Dito tudo isso, cabe destacar que desde uma intersecção entre as teorias queer e o feminismo podemos desvelar como se constroem esses discursos de poder e como eles incidem nos nossos processos de subjetivação histórica e política. E, do mesmo modo, permitem-nos questionar quais mulheres são aceitas como “normais” pelo patriarcado e quais não. Isso não nega a opressão das mulheres a partir do sexo, mas sim problematiza os discursos que naturalizam e legitimam a opressão sob o argumento de que existe uma natureza biológica que nos faz ser – e desejar ser – universalmente: mulheres – mães – esposas.

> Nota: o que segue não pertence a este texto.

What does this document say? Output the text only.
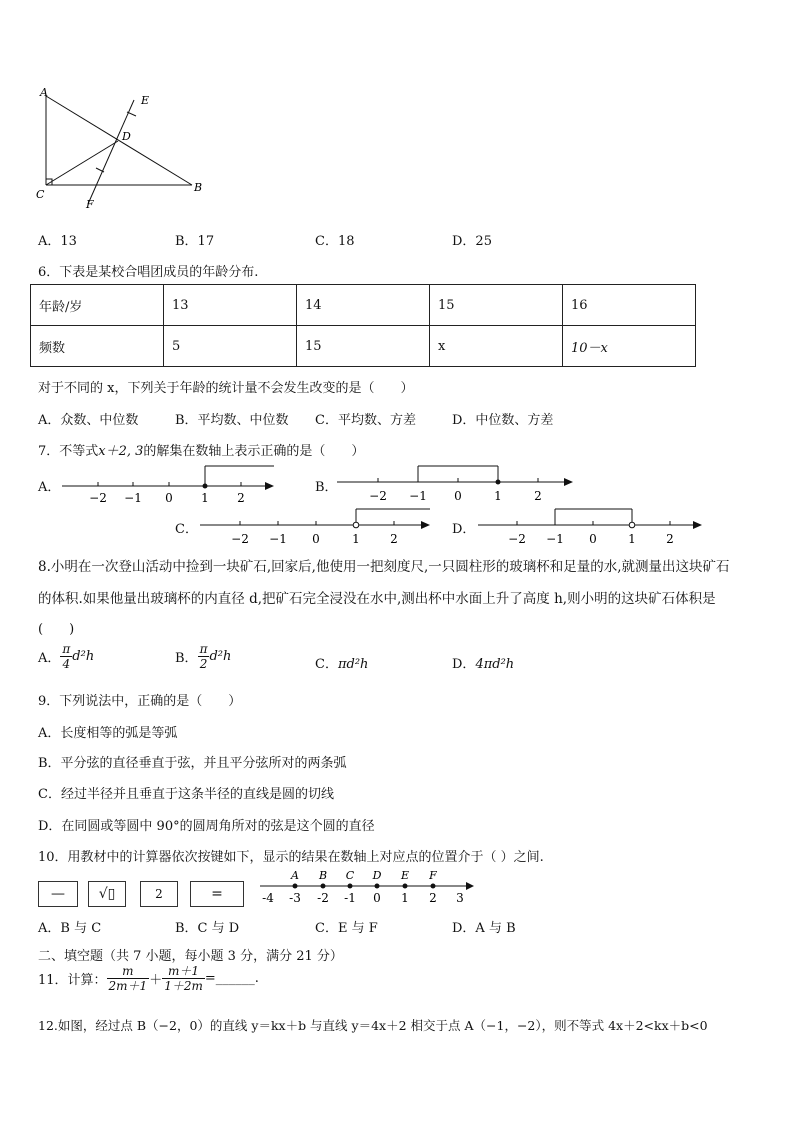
A
E
D
C
B
F
A．13	B．17	C．18	D．25
6．下表是某校合唱团成员的年龄分布.
年龄/岁	13	14	15	16
频数	5	15	x	10－x
对于不同的 x，下列关于年龄的统计量不会发生改变的是（　　）
A．众数、中位数	B．平均数、中位数 C．平均数、方差	D．中位数、方差
7．不等式x＋2, 3的解集在数轴上表示正确的是（　　）
A．
−2 −1 0 1 2
B．
−2 −1 0	1	2
C．
−2 −1 0	1	2
D．
−2 −1 0	1	2
8.小明在一次登山活动中捡到一块矿石,回家后,他使用一把刻度尺,一只圆柱形的玻璃杯和足量的水,就测量出这块矿石
的体积.如果他量出玻璃杯的内直径 d,把矿石完全浸没在水中,测出杯中水面上升了高度 h,则小明的这块矿石体积是
(　　)
A． $\frac{\pi}{4} d^2h$	B． $\frac{\pi}{2} d^2h$
C．πd²h	D．4πd²h
9．下列说法中，正确的是（　　）
A．长度相等的弧是等弧
B．平分弦的直径垂直于弦，并且平分弦所对的两条弧
C．经过半径并且垂直于这条半径的直线是圆的切线
D．在同圆或等圆中 90°的圆周角所对的弦是这个圆的直径
10．用教材中的计算器依次按键如下，显示的结果在数轴上对应点的位置介于（ ）之间.
—	√▯	2	=
A B C D E F
-4 -3 -2 -1 0 1 2 3
A．B 与 C	B．C 与 D	C．E 与 F	D．A 与 B
二、填空题（共 7 小题，每小题 3 分，满分 21 分）
11．计算： $\frac{m}{2m+1} + \frac{m+1}{1+2m}$ =______.
12.如图，经过点 B（−2，0）的直线 y＝kx＋b 与直线 y＝4x＋2 相交于点 A（−1，−2），则不等式 4x＋2<kx＋b<0
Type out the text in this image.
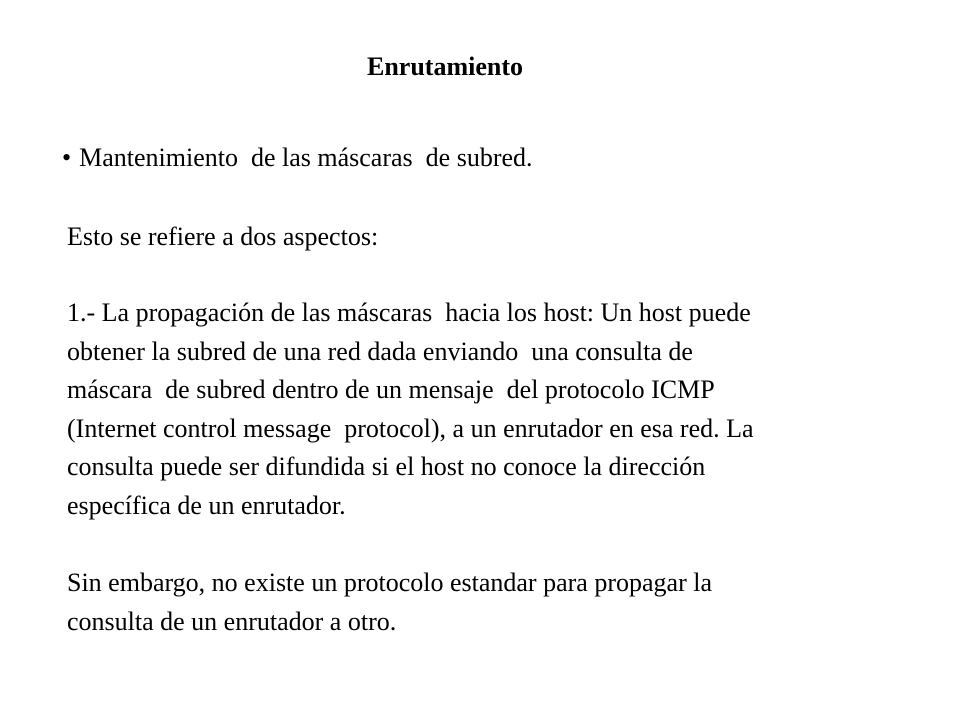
Enrutamiento
• Mantenimiento  de las máscaras  de subred.
Esto se refiere a dos aspectos:
1.- La propagación de las máscaras  hacia los host: Un host puede
obtener la subred de una red dada enviando  una consulta de
máscara  de subred dentro de un mensaje  del protocolo ICMP
(Internet control message  protocol), a un enrutador en esa red. La
consulta puede ser difundida si el host no conoce la dirección
específica de un enrutador.
Sin embargo, no existe un protocolo estandar para propagar la
consulta de un enrutador a otro.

Assim, a questão central deste problema não está na negação da existência do sexo biológico e, por consequência, da mulher, mas sim do que nos levou a pensar como mulheres dentro do patriarcado. Isso nos permite desvelar porque somos oprimidas e porque somos principais alvos da violência patriarcal. Não apenas nós, mas todos os corpos que foram feminizados.
Por este motivo acreditamos que no século XXI é necessário revisar os discursos que insistem na ideia de que a mulher existe como categoria universal e biológica, assim como aqueles que defendem que existe uma só forma de ser mulher, uma vez que é precisamente neste lugar onde se encontra nosso principal conflito histórico e político. A aposta é que sejamos capazes de reconhecer e aceitar nossa diversidade (racial, étnica, sexual, etária, de classe…) para ressignificar a categoria e, assim, desmontar os discursos hegemônicos que sustentam nossa opressão a partir da biologia humana.
* Javiera Poblete Vargas é historiadora feminista e faz parte da Assembleia Feminista de Madrid
Referências
Barbieri, T. D. (1992). Sobre la categoría de Género: una introducción teórico metodológica. Fin de Siglo: Cambio civilizatorio, Isis Internacional.
Beauvoir, S. d. (1999). El segundo sexo. Buenos Aires: Debolsillo.
Lagarde, M. (2011). Los Cautiverios de las mujeres. Madresposas, monjas, putas, presas, locas. Madrid: horas y Horas, la editorial.